Reb Yerucham points out that Targum Yonasan explains yoshev ohalim as Tava Olphan, a seeker of instruction. Similarly, David Hamelech says oso avakesh, shivti be'veis Hashem. On the other hand, Eisav is called Yodei'a tzayid, Ish sadeh. Onkelos says yodei'a tzayid means gvar nachshirchon. Tosfos in BK 94b says this means a man of rest. It's remarkable that Rashi learns yodei'a tzayid differently, (he learns it means one who entraps his father into thinking he is a tzadik,) but then Rashi says pshat in Ish Sadeh that he was an ish batteil, who liked to hunt. So although Rashi differes from Onkelos on the translation of the particular words, he agrees that the passuk, albeit in a different section, says that a defining characteristic of Eisav was that he was a man that didn't like to work to accomplish. The meforshim in BB 139 say that sharchi means one who doesn't want to create a business, a batlan.
One would not think that the essential distinction between them was this, but Reb Yerucham said that Yaakov was a mevakesh, and Eisav was an ish batteil. They say that in the Mir, one would disparage someone who appeared to have a high opinion of himself by referring to him as "A Fartiger," a finished person, meaning like Eisav- done, he feels no need to grow, no need to seek. This does not mean that Eisav was lazy. He was actually a very busy man.

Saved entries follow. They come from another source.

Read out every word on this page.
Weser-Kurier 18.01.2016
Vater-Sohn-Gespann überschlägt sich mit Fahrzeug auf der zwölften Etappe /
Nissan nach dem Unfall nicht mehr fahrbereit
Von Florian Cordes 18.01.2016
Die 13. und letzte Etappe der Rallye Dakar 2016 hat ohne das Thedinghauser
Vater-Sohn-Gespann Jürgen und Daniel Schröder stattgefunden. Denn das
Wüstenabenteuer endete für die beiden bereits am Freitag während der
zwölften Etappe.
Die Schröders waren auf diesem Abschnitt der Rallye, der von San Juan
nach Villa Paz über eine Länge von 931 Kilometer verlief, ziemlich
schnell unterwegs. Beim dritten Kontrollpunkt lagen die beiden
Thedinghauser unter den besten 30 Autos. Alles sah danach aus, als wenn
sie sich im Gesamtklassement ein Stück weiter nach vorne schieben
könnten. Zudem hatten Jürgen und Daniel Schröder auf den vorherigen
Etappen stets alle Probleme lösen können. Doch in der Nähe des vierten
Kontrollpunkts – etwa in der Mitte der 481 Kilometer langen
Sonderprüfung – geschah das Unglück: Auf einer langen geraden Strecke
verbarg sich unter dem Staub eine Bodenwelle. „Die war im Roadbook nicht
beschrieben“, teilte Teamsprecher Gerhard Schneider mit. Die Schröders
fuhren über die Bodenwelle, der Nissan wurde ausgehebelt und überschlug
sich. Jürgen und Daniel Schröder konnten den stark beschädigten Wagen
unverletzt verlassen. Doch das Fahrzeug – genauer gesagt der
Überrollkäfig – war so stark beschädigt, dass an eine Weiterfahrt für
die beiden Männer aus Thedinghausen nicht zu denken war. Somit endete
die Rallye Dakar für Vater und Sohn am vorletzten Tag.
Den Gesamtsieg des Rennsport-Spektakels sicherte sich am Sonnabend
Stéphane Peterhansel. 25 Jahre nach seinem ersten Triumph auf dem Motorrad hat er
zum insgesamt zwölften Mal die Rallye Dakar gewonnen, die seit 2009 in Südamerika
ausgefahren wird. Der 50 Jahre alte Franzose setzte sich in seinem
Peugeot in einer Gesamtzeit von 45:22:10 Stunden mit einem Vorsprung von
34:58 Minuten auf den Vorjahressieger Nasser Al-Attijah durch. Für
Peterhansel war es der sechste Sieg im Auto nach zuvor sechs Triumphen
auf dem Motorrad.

But his work was to satisfy his own desires, not to improve himself or to improve the world around him.
They say a story about Reb Chaim Shmulevitz along these lines, and the story is brought in several places, including the likkutim on chumash (e.g. Yalkut Lekach Tov.) My brother in law, Rabbi Moshe Faskowitz, said they have the story wrong. He is in a position to know, because he spent years with is grandfather, Reb Avraham Jofen, and he was very close with his cousin, Reb Chaim Shmuelevitz. The true story is that Reb Chaim Shmuelevitz used to spend Ellul with his uncle, Reb Avraham Jofen, in Novarodok. He asked him who is the biggest metzuyan in the yeshiva, and Reb Avraham pointed to a certain bachur. Reb Chaim was surprised, and asked, not the Steipler? Reb Avraham answered "You didn't ask who was the biggest lamdan. You asked who is the biggest metzuyan. That bachur is the biggest metzuyan, because he is the biggest mevakesh in the Yeshiva."

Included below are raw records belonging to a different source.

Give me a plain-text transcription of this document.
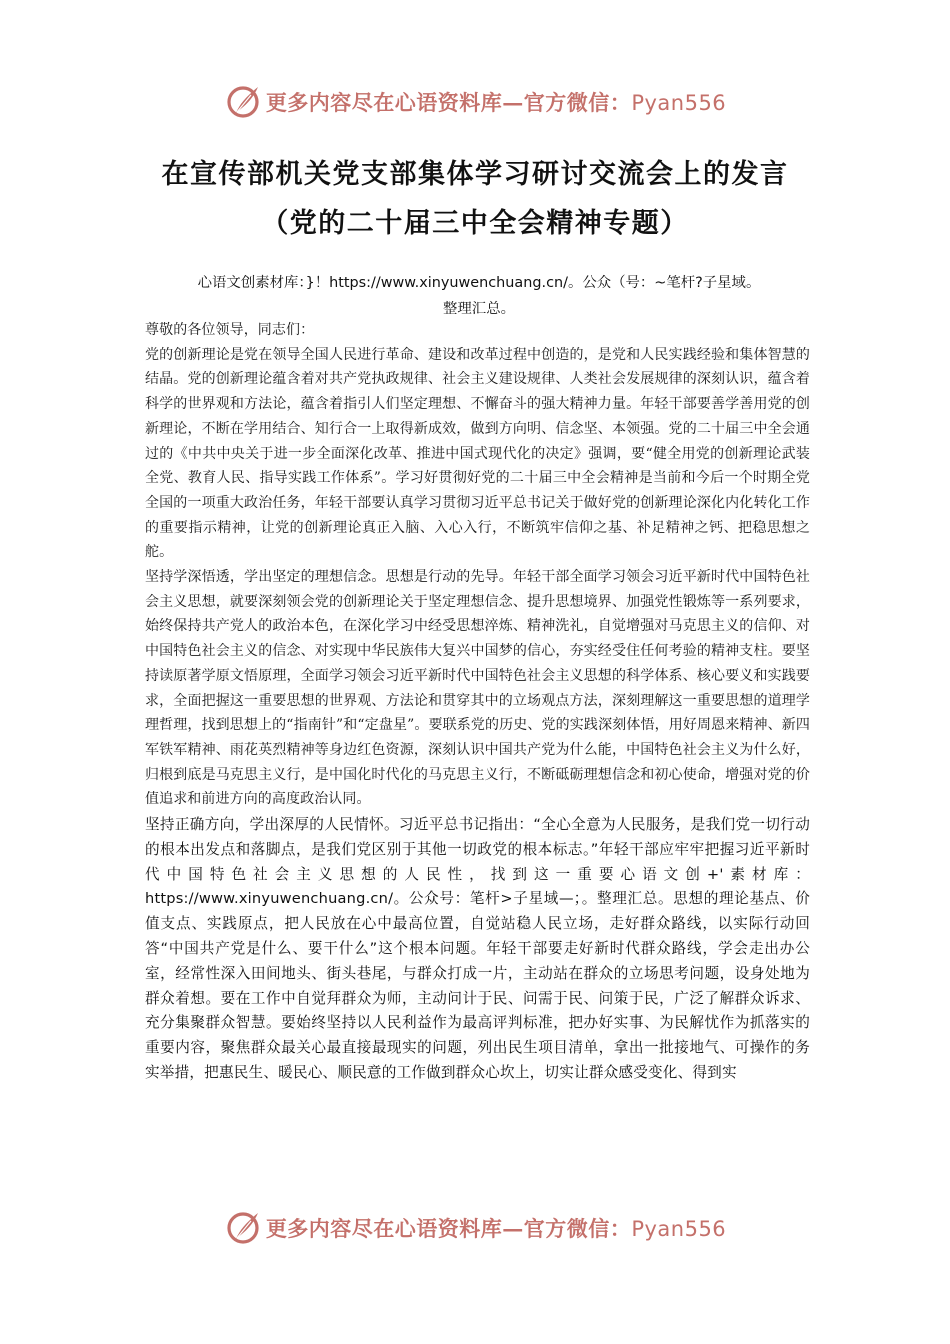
更多内容尽在心语资料库—官方微信：Pyan556
在宣传部机关党支部集体学习研讨交流会上的发言
（党的二十届三中全会精神专题）
心语文创素材库：}！https://www.xinyuwenchuang.cn/。公众（号：~笔杆?子星域。
整理汇总。

尊敬的各位领导，同志们：

党的创新理论是党在领导全国人民进行革命、建设和改革过程中创造的，是党和人民实践经验和集体智慧的结晶。党的创新理论蕴含着对共产党执政规律、社会主义建设规律、人类社会发展规律的深刻认识，蕴含着科学的世界观和方法论，蕴含着指引人们坚定理想、不懈奋斗的强大精神力量。年轻干部要善学善用党的创新理论，不断在学用结合、知行合一上取得新成效，做到方向明、信念坚、本领强。党的二十届三中全会通过的《中共中央关于进一步全面深化改革、推进中国式现代化的决定》强调，要“健全用党的创新理论武装全党、教育人民、指导实践工作体系”。学习好贯彻好党的二十届三中全会精神是当前和今后一个时期全党全国的一项重大政治任务，年轻干部要认真学习贯彻习近平总书记关于做好党的创新理论深化内化转化工作的重要指示精神，让党的创新理论真正入脑、入心入行，不断筑牢信仰之基、补足精神之钙、把稳思想之舵。

坚持学深悟透，学出坚定的理想信念。思想是行动的先导。年轻干部全面学习领会习近平新时代中国特色社会主义思想，就要深刻领会党的创新理论关于坚定理想信念、提升思想境界、加强党性锻炼等一系列要求，始终保持共产党人的政治本色，在深化学习中经受思想淬炼、精神洗礼，自觉增强对马克思主义的信仰、对中国特色社会主义的信念、对实现中华民族伟大复兴中国梦的信心，夯实经受住任何考验的精神支柱。要坚持读原著学原文悟原理，全面学习领会习近平新时代中国特色社会主义思想的科学体系、核心要义和实践要求，全面把握这一重要思想的世界观、方法论和贯穿其中的立场观点方法，深刻理解这一重要思想的道理学理哲理，找到思想上的“指南针”和“定盘星”。要联系党的历史、党的实践深刻体悟，用好周恩来精神、新四军铁军精神、雨花英烈精神等身边红色资源，深刻认识中国共产党为什么能，中国特色社会主义为什么好，归根到底是马克思主义行，是中国化时代化的马克思主义行，不断砥砺理想信念和初心使命，增强对党的价值追求和前进方向的高度政治认同。

坚持正确方向，学出深厚的人民情怀。习近平总书记指出：“全心全意为人民服务，是我们党一切行动的根本出发点和落脚点，是我们党区别于其他一切政党的根本标志。”年轻干部应牢牢把握习近平新时代中国特色社会主义思想的人民性，找到这一重要心语文创+'素材库：https://www.xinyuwenchuang.cn/。公众号：笔杆>子星域—；。整理汇总。思想的理论基点、价值支点、实践原点，把人民放在心中最高位置，自觉站稳人民立场，走好群众路线，以实际行动回答“中国共产党是什么、要干什么”这个根本问题。年轻干部要走好新时代群众路线，学会走出办公室，经常性深入田间地头、街头巷尾，与群众打成一片，主动站在群众的立场思考问题，设身处地为群众着想。要在工作中自觉拜群众为师，主动问计于民、问需于民、问策于民，广泛了解群众诉求、充分集聚群众智慧。要始终坚持以人民利益作为最高评判标准，把办好实事、为民解忧作为抓落实的重要内容，聚焦群众最关心最直接最现实的问题，列出民生项目清单，拿出一批接地气、可操作的务实举措，把惠民生、暖民心、顺民意的工作做到群众心坎上，切实让群众感受变化、得到实

更多内容尽在心语资料库—官方微信：Pyan556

(Please note: I know that the story is said over very differently in several sefarim, including the Lekach Tov and a book by Rabbi Pesach Krohn. But I can tell you several interesting facts: On the one hand, Reb Chaim Shmuelevitz's oldest son, Reb Refoel, said that the whole story is a fabrication, because everyone knows that the Steipler was the biggest lamdan and the biggest mevakesh and the biggest yarei shamayim in the yeshiva. But he didn't say that his father told him that the story wasn't true, just that he held that it couldn't be true. On the other hand, Reb Chaim himself told the story exactly as I said it to my brother in law, Harav Moshe Faskowitz. After I said it over at a bar mitzva this Shabbos, a young man, Avi Triester, came over and told me that he heard the story from Reb Avrohom Shmuelevitz, Reb Chaim's younger son, and he said it over exactly as I did, and said that the other versions of the story are not true. So I have two eidim kesheirim, my brother in law, and Reb Avrohom Shmuelevetiz, who say that they heard the story from Reb Chaim. In my book, that settles it. I actually like the way the story goes in the other books better, but unfortunately, they're not what actually happened.)

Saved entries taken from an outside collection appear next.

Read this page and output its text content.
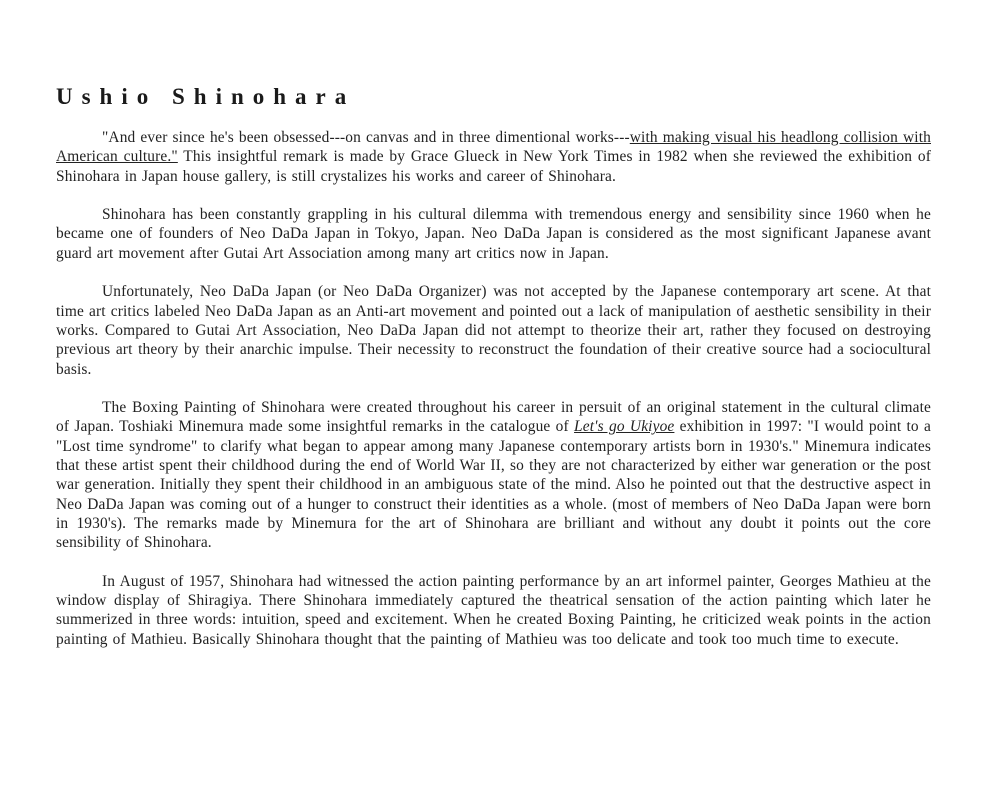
Ushio Shinohara

"And ever since he's been obsessed---on canvas and in three dimentional works---with making visual his headlong collision with American culture." This insightful remark is made by Grace Glueck in New York Times in 1982 when she reviewed the exhibition of Shinohara in Japan house gallery, is still crystalizes his works and career of Shinohara.

Shinohara has been constantly grappling in his cultural dilemma with tremendous energy and sensibility since 1960 when he became one of founders of Neo DaDa Japan in Tokyo, Japan. Neo DaDa Japan is considered as the most significant Japanese avant guard art movement after Gutai Art Association among many art critics now in Japan.

Unfortunately, Neo DaDa Japan (or Neo DaDa Organizer) was not accepted by the Japanese contemporary art scene. At that time art critics labeled Neo DaDa Japan as an Anti-art movement and pointed out a lack of manipulation of aesthetic sensibility in their works. Compared to Gutai Art Association, Neo DaDa Japan did not attempt to theorize their art, rather they focused on destroying previous art theory by their anarchic impulse. Their necessity to reconstruct the foundation of their creative source had a sociocultural basis.

The Boxing Painting of Shinohara were created throughout his career in persuit of an original statement in the cultural climate of Japan. Toshiaki Minemura made some insightful remarks in the catalogue of Let's go Ukiyoe exhibition in 1997: "I would point to a "Lost time syndrome" to clarify what began to appear among many Japanese contemporary artists born in 1930's." Minemura indicates that these artist spent their childhood during the end of World War II, so they are not characterized by either war generation or the post war generation. Initially they spent their childhood in an ambiguous state of the mind. Also he pointed out that the destructive aspect in Neo DaDa Japan was coming out of a hunger to construct their identities as a whole. (most of members of Neo DaDa Japan were born in 1930's). The remarks made by Minemura for the art of Shinohara are brilliant and without any doubt it points out the core sensibility of Shinohara.

In August of 1957, Shinohara had witnessed the action painting performance by an art informel painter, Georges Mathieu at the window display of Shiragiya. There Shinohara immediately captured the theatrical sensation of the action painting which later he summerized in three words: intuition, speed and excitement. When he created Boxing Painting, he criticized weak points in the action painting of Mathieu. Basically Shinohara thought that the painting of Mathieu was too delicate and took too much time to execute.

Remarkably, the defining distinction between Yaakov and Eisav became evident when the became adults, at the age of thirteen. I think it's a nice lesson for young men, don't float through life. Be a mevakesh! Don't accept the status quo, not in your personal life and not in communal life. Look, scrutinize, recognize need for change, and when you see a need for change, set a goal and work toward it. Keep your eyes open for opportunity for growth and accomplishment and self improvement. Be a mevakesh.
Reb Chaim B, in his blog, quotes the story I have here with Reb Chaim Shmuelevitz, and makes the excellent point that with this we understand why Yaakov's tefilla is Arvis- because davka Yaakov represents doing something because you feel an internal need to do more than necessary, to find new ways to do avodas Hashem.